In line 6 of the algorithm, is there a possibility that, in certain cases, the value of $P$ could be very small? If so, this would significantly restrict the editing space.
In Table 2, there is an unusual phenomenon: when using P2P, the performance of ZZEdit is much worse than PnP-inv. However, when switched to PnP, the performance of ZZEdit suddenly improves drastically, far surpassing PnP-inv. The reviewer requests a detailed and logical explanation for this discrepancy, as well as an in-depth analysis. From an ablation perspective, what is actually driving this improvement—PnP or ZZEdit? If ZZEdit is genuinely effective, why does it perform worse than PnP-inv when using P2P?
Almost all experiments focus on ablation studies or comparisons with baselines. The reviewer believes it is more important to include comparisons with state-of-the-art (SOTA) image editing methods, especially given the many training-based methods from 2024 that have already demonstrated mature and effective results. In this context, what is the motivation for introducing ZZEdit, which seems to exhibit only average performance? The reviewer suggests that the authors include direct comparisons with 4 to 5 SOTA methods from 2024, rather than selectively comparing with training-free methods.

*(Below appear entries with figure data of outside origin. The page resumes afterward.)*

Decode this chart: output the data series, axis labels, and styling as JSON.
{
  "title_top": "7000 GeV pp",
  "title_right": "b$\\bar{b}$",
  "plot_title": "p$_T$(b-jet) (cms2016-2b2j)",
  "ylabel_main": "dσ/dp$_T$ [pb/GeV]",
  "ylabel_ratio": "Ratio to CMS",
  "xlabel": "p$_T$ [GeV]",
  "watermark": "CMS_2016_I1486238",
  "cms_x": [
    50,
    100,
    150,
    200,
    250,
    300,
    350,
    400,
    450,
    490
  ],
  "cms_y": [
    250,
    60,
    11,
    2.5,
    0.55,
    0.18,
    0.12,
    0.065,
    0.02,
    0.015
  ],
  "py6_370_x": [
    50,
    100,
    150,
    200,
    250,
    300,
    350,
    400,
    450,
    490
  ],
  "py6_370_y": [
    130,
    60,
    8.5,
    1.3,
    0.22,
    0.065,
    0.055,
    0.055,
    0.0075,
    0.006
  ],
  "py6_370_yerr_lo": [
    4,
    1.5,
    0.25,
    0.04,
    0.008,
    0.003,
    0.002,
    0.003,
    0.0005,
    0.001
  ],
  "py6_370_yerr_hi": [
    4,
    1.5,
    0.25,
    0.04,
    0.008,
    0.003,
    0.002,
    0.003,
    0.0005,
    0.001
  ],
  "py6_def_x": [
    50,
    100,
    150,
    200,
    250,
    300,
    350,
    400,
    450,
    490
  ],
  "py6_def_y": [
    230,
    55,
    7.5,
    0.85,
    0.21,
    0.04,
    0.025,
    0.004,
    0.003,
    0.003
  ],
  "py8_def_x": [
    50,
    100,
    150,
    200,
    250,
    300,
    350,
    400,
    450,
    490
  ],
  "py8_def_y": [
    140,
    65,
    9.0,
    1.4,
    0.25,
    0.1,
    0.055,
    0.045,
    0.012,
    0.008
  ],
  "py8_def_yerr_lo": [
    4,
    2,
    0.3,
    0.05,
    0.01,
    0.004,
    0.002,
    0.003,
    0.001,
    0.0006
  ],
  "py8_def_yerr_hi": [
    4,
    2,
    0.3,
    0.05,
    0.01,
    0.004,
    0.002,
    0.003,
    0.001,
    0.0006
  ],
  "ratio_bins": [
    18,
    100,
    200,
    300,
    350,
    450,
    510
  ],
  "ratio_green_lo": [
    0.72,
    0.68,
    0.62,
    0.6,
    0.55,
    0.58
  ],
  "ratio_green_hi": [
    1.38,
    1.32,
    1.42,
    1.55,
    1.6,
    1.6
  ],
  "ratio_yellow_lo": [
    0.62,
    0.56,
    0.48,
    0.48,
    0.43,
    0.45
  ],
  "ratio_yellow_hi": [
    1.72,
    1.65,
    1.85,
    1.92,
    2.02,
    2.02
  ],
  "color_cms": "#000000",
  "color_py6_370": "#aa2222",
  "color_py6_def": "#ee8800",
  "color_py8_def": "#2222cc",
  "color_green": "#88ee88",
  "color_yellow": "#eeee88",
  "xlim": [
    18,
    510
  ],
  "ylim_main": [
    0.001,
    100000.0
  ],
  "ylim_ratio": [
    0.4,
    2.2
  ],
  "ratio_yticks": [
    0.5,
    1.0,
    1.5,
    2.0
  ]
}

4.The conclusions drawn from Table 1 do not strongly support the significance of the zigzag component. When zigzag is set to 0, the consistency with the original image is optimal. However, introducing zigzag causes a significant drop in 80% of the metrics, with only a minor improvement in the CLIP score. These results fail to justify the value of zigzag, as its gains seem minimal while its drawbacks are considerable. Since zigzag is the primary contribution of this work, without it, the paper mainly consists of engineering techniques.

5.The paper only addresses the simplest type of image editing, which is object replacement. It’s worth noting that image editing includes around a dozen types of tasks. For a method that claims to be a general-purpose image editing approach, it should at least demonstrate additional cases, such as object removal, action editing, and background replacement—three very common types of edits. If this method is only capable of object replacement, it should not be presented as a general-purpose editing solution.

问题

I may change my rating if the authors can give a good response.

撤稿通知

2024-11-13

I have read and agree with the venue's withdrawal policy on behalf of myself and my co-authors.